November 8, 2015
November 8, 2015
A remote, dry area of Uganda is so riven with poverty that parents are duped by human-traffickers into handing over their children in the hope that they will travel to cities and find jobs and education. The reality is that these traffickers force the children to beg for money on city streets or to become sex workers. Some organizations in Uganda have made progress in fighting such trafficking, but coordination among agencies is often lacking.
KAMPALA, UGANDA – It was nearly a year ago that Dorothy Acan sent her oldest child, 10-year-old Thomas, to find a job in Uganda’s capital city. The family lives in the impoverished Karamoja region, and Acan struggled to find enough food to feed Thomas and her two other children.
A woman offered to take Thomas to Kampala to find a job, Acan says. He left in November 2014. But 10 months later, a friend reported to Acan that Thomas had been seen begging on Kampala’s streets.
Acan traveled to the city to find him. She stayed with relatives in a slum area and walked the city every day. She had been on the street for two days, she says, looking for her son.
“But I can’t see Thomas,” she says.
It’s not clear how many children live on the streets of Kampala and other Ugandan cities, but a 2015 study by the African Network for the Prevention and Protection Against Child Abuse and Neglect (ANPPCAN) found that 57 percent of those children were from the Karamoja region.
Some children, such as Thomas, are trafficked to be beggars. Traffickers convince parents that their children will find jobs and education in the city, but the children are forced to beg. The Ugandan government has partnered with local and international organizations to remove and rehabilitate street children in Kampala and other towns in an attempt to reduce the number of children begging on the street.
But experts fear that droughts in Karamoja, a remote part of Uganda, will send more children to Kampala’s streets as parents struggle to feed their families.
Hunger is a serious problem in Karamoja, a dry area that abuts Kenya in Uganda’s northeast. A 2014 report by the World Food Program found that 18 percent of people in Karamoja are in crisis over food security, and another 58 percent are stressed.

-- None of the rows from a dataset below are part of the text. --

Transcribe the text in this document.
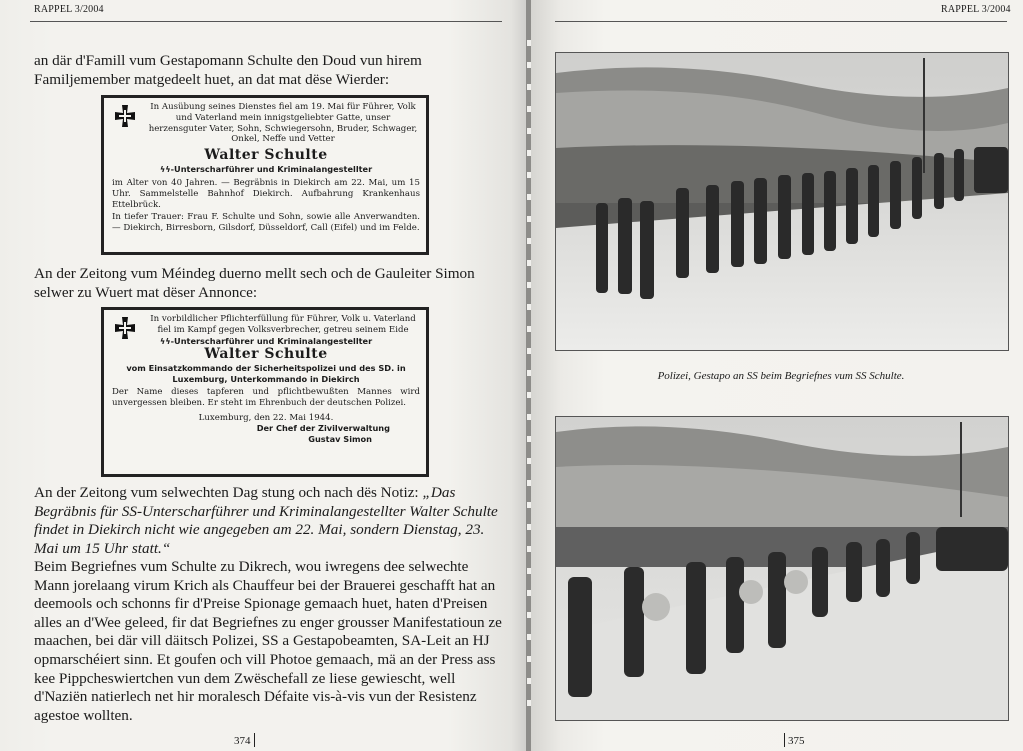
RAPPEL 3/2004

an där d'Famill vum Gestapomann Schulte den Doud vun hirem Familjemember matgedeelt huet, an dat mat dëse Wierder:

In Ausübung seines Dienstes fiel am 19. Mai für Führer, Volk und Vaterland mein innigstgeliebter Gatte, unser herzensguter Vater, Sohn, Schwiegersohn, Bruder, Schwager, Onkel, Neffe und Vetter
Walter Schulte
ϟϟ-Unterscharführer und Kriminalangestellter
im Alter von 40 Jahren. — Begräbnis in Diekirch am 22. Mai, um 15 Uhr. Sammelstelle Bahnhof Diekirch. Aufbahrung Krankenhaus Ettelbrück.
In tiefer Trauer: Frau F. Schulte und Sohn, sowie alle Anverwandten. — Diekirch, Birresborn, Gilsdorf, Düsseldorf, Call (Eifel) und im Felde.

An der Zeitong vum Méindeg duerno mellt sech och de Gauleiter Simon selwer zu Wuert mat dëser Annonce:

In vorbildlicher Pflichterfüllung für Führer, Volk u. Vaterland fiel im Kampf gegen Volksverbrecher, getreu seinem Eide
ϟϟ-Unterscharführer und Kriminalangestellter
Walter Schulte
vom Einsatzkommando der Sicherheitspolizei und des SD. in Luxemburg, Unterkommando in Diekirch
Der Name dieses tapferen und pflichtbewußten Mannes wird unvergessen bleiben. Er steht im Ehrenbuch der deutschen Polizei.
Luxemburg, den 22. Mai 1944.
Der Chef der Zivilverwaltung
Gustav Simon

An der Zeitong vum selwechten Dag stung och nach dës Notiz: „Das Begräbnis für SS-Unterscharführer und Kriminalangestellter Walter Schulte findet in Diekirch nicht wie angegeben am 22. Mai, sondern Dienstag, 23. Mai um 15 Uhr statt.“

Beim Begriefnes vum Schulte zu Dikrech, wou iwregens dee selwechte Mann jorelaang virum Krich als Chauffeur bei der Brauerei geschafft hat an deemools och schonns fir d'Preise Spionage gemaach huet, haten d'Preisen alles an d'Wee geleed, fir dat Begriefnes zu enger grousser Manifestatioun ze maachen, bei där vill däitsch Polizei, SS a Gestapobeamten, SA-Leit an HJ opmarschéiert sinn. Et goufen och vill Photoe gemaach, mä an der Press ass kee Pippcheswiertchen vun dem Zwëschefall ze liese gewiescht, well d'Naziën natierlech net hir moralesch Défaite vis-à-vis vun der Resistenz agestoe wollten.

374
RAPPEL 3/2004
Polizei, Gestapo an SS beim Begriefnes vum SS Schulte.
375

More than three-quarters of the people living in Karamoja are impoverished, UNICEF reported this year. About 13 percent of the children under age 5 there battle acute malnutrition.
The region experiences frequent droughts. People there have traditionally worked as cattle herders, but livestock theft has caused increased violence, according to UNICEF.
Once on the streets, children are vulnerable to sexual exploitation and drug abuse, and they struggle to find food and a safe place to sleep.
The lucky ones wind up at rehabilitation centers, including the Naguru Reception Center and Kampiringisa, another center. There, they receive a health screening, undergo counseling and are prepared for reunification with their families, says Mondo Kyateka, assistant commissioner for youth affairs and public-relations officer at the Ministry of Gender, Labor and Social Development.
There are also efforts to end child trafficking from Karamoja, but they have been curtailed by cultural secrecy among the Karimajong.
“The Karimajong is a closed community. It’s not easy to get information on people trafficking children,” says Moses Binoga, who coordinates anti-trafficking efforts in the Ministry of Internal Affairs.
The Ugandan government has multi-agency programs to stop child trafficking and rehabilitate trafficked children, but it was a partnership with the International Organization for Migration that made a real difference. Between 2011 and 2013, IOM and its partner organizations rehabilitated 179 children, according to one IOM report. Of those children, 163 were younger than 14.
Now, there is new fear that the Karamoja region’s droughts will put pressure on parents to turn their children over to traffickers, says Miriam Ahumuza, an officer with ANPPCAN Uganda Chapter.
“This creates a sense of hopelessness so parents might be tempted to hand over their children to traffickers,” Ahumuza says.
Some efforts are productive, Ahumuza says, noting that there are checkpoints along some travel routes.
“The police check buses leaving Karamoja, and all children that are unaccompanied are not allowed to proceed,” Ahumuza says. “Adults moving with children are also thoroughly investigated. The government has done well in that area.”
But Uganda doesn’t have a national, comprehensive strategy to manage the problem of trafficking.
“Each NGO (nongovernmental organization) does what they know without understanding the issues that brought the children in the street. There is no coordination,” Ahumuza says.
Even rehabilitation centers, which do some good work, create new challenges, she says.
“Children have been picked up and put together with other children in Kampiringisa who have committed all sorts of crimes,” Ahumuza says, referring to one rehabilitation center.
By the time the children leave, Ahumuza says, some have picked up bad habits.
Acan, the mother from the Karamoja region, found her son, Thomas. He was in the Naguru Reception Center.
By early October, Acan and Thomas were on their way back home to the Karamoja region.
Apophia Agiresaasi translated some interviews from Luganda.